China’s factories have spent months absorbing shocks, including soaring prices for raw materials, a scramble for semiconductors, and even the blockage of the Suez Canal. Now manufacturers are starting to pass on their rising input costs to overseas customers, adding to global inflation pressures.
China’s producer price index (PPI) climbed by the most since 2017 in April, with everything from big-ticket items like oil and metal to components such as screws and cardboard all shooting up. On the other side of the Pacific, a U.S. gauge of prices for imported goods from China rose 1.8% in March from a year ago, the biggest gain in almost nine years.
The big unknowns are how durable these higher costs will prove to be and how much of China’s price pressures will eventually flow to the world’s consumers. If supply chain disruptions caused by the Covid-19 pandemic do smooth out—and once we get past the data distortion caused by last year’s pandemic-depressed prices—the inflation might dissipate.

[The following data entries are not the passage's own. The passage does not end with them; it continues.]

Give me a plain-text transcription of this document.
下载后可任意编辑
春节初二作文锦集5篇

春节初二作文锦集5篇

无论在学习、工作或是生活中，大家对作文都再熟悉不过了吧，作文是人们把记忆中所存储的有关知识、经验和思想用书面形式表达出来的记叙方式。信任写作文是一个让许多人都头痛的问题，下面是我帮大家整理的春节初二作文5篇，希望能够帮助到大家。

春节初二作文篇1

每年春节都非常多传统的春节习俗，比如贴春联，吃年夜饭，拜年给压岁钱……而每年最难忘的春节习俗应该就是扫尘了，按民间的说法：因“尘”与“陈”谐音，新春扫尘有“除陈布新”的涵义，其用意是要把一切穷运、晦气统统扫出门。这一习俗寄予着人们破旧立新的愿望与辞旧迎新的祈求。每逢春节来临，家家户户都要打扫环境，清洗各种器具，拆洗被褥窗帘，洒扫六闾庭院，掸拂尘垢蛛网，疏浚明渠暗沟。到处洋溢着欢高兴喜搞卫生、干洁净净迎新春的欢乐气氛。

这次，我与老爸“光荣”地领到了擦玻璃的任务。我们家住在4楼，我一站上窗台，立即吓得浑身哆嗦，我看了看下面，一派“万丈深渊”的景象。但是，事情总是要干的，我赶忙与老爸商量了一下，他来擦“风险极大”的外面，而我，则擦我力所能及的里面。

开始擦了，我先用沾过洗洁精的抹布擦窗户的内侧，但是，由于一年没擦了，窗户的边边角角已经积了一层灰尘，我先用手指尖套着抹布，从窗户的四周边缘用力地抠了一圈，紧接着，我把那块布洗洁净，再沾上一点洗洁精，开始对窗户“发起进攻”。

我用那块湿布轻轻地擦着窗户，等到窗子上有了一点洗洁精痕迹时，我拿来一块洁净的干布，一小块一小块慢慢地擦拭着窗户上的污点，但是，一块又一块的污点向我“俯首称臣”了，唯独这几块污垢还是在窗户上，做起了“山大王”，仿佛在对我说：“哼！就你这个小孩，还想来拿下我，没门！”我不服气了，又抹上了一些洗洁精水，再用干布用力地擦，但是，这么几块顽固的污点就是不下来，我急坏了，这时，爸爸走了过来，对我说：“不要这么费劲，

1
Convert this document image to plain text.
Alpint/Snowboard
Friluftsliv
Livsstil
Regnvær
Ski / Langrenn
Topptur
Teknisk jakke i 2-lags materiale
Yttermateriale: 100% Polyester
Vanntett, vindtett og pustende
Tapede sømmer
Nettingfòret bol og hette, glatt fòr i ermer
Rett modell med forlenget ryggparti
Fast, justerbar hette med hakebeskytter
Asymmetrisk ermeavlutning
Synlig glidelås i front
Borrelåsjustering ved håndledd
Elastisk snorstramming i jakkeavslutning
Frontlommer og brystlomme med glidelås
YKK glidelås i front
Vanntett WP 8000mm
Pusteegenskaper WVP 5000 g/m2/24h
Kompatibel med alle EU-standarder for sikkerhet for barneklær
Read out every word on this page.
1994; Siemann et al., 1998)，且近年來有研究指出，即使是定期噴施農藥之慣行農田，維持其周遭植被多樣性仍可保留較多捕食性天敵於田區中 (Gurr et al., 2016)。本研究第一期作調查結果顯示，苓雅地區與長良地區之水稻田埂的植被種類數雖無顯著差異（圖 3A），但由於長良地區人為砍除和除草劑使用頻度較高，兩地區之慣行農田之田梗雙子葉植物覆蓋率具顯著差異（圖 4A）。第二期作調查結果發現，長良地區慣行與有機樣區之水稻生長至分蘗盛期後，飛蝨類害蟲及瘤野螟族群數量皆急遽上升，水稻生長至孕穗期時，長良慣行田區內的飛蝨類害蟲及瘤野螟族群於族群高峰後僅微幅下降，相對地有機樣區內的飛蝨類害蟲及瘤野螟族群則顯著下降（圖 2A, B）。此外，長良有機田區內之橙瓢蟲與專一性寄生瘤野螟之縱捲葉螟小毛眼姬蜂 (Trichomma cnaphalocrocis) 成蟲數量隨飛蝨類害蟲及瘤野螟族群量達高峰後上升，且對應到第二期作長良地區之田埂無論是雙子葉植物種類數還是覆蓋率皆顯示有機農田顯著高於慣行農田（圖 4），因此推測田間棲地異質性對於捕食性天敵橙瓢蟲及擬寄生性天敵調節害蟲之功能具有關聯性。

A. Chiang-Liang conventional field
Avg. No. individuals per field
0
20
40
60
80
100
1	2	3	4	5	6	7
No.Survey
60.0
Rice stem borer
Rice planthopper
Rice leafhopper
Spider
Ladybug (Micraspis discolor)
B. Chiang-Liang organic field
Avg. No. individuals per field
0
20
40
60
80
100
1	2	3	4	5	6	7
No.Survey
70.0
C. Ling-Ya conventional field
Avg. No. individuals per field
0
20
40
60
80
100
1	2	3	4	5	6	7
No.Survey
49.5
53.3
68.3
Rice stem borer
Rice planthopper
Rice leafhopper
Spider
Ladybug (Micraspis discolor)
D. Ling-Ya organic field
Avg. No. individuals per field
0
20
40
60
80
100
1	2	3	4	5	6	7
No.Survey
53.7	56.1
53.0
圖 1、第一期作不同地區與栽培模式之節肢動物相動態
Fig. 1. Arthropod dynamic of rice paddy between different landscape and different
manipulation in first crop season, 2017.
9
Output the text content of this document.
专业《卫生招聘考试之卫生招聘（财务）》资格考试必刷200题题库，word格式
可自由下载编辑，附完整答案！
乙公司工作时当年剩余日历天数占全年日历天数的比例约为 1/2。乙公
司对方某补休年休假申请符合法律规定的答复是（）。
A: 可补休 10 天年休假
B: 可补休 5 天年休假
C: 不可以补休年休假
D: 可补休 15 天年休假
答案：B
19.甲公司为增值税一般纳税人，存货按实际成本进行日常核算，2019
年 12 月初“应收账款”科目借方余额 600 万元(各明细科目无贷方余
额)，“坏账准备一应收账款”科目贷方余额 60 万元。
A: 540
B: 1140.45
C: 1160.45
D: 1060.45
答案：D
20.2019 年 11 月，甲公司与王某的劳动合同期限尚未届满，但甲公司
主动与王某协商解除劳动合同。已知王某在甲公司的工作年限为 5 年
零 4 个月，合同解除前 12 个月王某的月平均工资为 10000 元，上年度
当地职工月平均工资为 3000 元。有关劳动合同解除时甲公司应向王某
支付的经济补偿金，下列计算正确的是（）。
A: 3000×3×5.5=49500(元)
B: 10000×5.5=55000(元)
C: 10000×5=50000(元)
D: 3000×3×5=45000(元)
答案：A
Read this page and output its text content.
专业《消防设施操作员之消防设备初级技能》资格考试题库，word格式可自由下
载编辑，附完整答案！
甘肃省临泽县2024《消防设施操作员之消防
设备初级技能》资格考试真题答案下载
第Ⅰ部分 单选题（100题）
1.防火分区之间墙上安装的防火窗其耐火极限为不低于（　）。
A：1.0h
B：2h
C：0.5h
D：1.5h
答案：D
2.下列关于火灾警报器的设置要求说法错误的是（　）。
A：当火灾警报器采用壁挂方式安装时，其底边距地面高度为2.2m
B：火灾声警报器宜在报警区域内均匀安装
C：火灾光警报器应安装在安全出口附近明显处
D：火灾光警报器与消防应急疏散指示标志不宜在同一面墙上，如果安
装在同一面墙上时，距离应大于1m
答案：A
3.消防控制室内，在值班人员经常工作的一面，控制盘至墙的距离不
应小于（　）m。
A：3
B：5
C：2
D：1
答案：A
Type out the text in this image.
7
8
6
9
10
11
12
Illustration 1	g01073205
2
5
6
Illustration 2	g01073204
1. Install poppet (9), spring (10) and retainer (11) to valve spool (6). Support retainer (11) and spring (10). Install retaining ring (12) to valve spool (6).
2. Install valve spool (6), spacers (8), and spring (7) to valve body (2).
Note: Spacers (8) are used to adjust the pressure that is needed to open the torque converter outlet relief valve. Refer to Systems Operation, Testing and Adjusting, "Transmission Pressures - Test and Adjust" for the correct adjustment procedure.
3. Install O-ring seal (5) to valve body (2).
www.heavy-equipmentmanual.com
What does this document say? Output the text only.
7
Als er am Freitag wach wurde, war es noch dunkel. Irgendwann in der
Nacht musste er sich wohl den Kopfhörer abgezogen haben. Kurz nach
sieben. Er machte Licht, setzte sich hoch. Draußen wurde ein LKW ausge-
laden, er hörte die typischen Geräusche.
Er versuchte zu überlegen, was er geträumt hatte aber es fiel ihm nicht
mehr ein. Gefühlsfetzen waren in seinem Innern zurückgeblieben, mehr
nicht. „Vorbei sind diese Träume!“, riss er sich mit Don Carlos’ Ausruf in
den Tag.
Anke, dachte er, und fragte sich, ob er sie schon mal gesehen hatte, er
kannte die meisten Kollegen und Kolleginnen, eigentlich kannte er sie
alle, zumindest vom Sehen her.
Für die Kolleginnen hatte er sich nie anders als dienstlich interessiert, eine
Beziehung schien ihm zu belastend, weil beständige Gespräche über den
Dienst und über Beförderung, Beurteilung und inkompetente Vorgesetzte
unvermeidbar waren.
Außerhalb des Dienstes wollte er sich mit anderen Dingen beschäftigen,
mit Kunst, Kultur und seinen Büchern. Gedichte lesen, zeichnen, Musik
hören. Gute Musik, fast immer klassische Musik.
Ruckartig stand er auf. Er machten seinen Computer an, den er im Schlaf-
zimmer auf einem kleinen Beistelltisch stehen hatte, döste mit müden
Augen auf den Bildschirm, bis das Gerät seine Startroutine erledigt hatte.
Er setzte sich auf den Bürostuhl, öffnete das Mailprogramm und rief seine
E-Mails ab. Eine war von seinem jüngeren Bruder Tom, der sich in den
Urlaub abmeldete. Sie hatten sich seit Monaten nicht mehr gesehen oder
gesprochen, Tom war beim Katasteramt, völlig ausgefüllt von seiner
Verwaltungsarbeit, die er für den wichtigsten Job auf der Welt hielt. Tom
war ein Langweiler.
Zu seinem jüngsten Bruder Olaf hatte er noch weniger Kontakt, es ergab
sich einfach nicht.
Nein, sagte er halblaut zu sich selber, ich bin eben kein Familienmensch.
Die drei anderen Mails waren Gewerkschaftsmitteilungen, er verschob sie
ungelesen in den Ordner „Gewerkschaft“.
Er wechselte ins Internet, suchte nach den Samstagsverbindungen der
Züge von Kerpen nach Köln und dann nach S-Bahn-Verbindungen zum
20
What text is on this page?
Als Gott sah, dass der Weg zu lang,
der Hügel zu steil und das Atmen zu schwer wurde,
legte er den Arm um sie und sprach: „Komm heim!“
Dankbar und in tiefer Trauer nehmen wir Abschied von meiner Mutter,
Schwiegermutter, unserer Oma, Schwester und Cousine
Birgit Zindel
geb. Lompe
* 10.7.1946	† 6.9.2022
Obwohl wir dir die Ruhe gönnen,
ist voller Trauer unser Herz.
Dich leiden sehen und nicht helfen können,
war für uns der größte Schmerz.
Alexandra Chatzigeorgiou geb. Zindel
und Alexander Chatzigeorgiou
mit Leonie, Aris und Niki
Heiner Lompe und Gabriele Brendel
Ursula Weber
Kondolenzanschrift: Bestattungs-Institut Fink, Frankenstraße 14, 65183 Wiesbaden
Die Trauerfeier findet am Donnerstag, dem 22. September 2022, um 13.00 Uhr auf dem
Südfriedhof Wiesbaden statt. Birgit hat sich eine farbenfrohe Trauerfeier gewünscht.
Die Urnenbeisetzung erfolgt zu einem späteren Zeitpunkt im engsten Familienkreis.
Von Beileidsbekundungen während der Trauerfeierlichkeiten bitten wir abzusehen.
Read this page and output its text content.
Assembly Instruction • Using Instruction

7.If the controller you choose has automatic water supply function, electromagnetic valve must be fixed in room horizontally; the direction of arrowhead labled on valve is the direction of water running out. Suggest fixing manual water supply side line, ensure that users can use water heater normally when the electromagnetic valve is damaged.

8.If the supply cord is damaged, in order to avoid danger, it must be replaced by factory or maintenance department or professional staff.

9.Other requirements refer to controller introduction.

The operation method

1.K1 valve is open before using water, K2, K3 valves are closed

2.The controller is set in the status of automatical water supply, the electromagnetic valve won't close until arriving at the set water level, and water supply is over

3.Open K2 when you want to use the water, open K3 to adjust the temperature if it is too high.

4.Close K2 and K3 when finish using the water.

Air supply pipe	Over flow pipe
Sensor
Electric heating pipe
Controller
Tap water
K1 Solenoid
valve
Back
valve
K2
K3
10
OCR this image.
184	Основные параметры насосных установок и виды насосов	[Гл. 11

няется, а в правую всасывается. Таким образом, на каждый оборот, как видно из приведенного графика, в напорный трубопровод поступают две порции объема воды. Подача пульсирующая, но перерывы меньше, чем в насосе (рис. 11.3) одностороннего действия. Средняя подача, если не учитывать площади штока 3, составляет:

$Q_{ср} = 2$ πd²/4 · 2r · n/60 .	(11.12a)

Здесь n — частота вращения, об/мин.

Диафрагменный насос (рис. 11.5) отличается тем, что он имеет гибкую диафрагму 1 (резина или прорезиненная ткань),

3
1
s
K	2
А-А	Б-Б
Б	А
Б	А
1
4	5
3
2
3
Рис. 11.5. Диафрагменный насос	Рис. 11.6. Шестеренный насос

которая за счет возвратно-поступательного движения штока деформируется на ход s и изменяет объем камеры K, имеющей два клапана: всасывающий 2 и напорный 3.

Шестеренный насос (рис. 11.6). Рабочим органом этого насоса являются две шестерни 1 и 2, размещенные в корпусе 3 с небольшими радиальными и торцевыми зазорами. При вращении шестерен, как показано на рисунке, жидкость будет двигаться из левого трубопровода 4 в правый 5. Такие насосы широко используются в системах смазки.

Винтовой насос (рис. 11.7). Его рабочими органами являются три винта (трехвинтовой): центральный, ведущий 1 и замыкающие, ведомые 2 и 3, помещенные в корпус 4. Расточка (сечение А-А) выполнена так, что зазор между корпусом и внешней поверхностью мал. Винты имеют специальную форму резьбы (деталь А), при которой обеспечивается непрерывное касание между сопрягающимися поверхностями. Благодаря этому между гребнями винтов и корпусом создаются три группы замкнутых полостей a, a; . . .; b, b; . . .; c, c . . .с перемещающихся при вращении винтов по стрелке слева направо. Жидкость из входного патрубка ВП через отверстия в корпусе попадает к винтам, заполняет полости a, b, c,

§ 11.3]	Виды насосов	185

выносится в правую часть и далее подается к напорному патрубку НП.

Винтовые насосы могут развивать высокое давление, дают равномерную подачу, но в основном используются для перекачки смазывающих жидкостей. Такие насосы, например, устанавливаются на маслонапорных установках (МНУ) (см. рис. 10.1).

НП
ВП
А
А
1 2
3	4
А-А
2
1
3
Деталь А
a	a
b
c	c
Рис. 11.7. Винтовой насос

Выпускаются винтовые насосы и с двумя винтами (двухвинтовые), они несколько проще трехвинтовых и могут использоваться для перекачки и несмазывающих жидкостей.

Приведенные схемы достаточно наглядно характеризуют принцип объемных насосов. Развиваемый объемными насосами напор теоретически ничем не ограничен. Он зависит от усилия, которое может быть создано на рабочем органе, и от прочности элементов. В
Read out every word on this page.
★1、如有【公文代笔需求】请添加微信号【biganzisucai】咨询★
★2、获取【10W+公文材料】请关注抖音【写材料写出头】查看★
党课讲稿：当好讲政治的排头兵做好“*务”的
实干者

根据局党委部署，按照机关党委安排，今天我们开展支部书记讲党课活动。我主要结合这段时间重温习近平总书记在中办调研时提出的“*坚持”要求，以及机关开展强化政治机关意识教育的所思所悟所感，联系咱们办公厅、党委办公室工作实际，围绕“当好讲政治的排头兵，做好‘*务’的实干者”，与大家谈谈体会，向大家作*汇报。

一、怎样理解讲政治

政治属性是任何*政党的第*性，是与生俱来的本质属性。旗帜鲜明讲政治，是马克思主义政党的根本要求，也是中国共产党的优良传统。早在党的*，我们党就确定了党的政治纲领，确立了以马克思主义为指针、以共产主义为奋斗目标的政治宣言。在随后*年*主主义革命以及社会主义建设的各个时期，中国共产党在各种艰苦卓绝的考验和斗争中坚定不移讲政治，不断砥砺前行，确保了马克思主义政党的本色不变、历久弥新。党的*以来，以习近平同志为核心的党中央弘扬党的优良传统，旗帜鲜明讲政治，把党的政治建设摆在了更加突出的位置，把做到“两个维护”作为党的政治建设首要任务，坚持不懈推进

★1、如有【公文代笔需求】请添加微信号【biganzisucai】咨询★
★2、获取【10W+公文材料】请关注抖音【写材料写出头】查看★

A sharp divergence in input and output prices for China’s producers indicates costs aren’t being passed all the way through just yet. Raw material prices rose 15.2% in April from a year ago, the latest PPI report shows, which was more than the 5.4% increase for manufactured goods. The official manufacturing purchasing managers index for April also showed input prices running far hotter than output prices.
Manufacturers are looking for workarounds and cost savings to avoid raising prices, according to Christopher Tse, chief executive officer of Musical Electronics Ltd., a Hong Kong-based company that makes Bluetooth speakers and high-power home stereo systems for the U.S. market, among other products. “In the end, if we have no choice, we have no choice,” he says. “But we will try everything to save costs instead of passing too much to our customers.”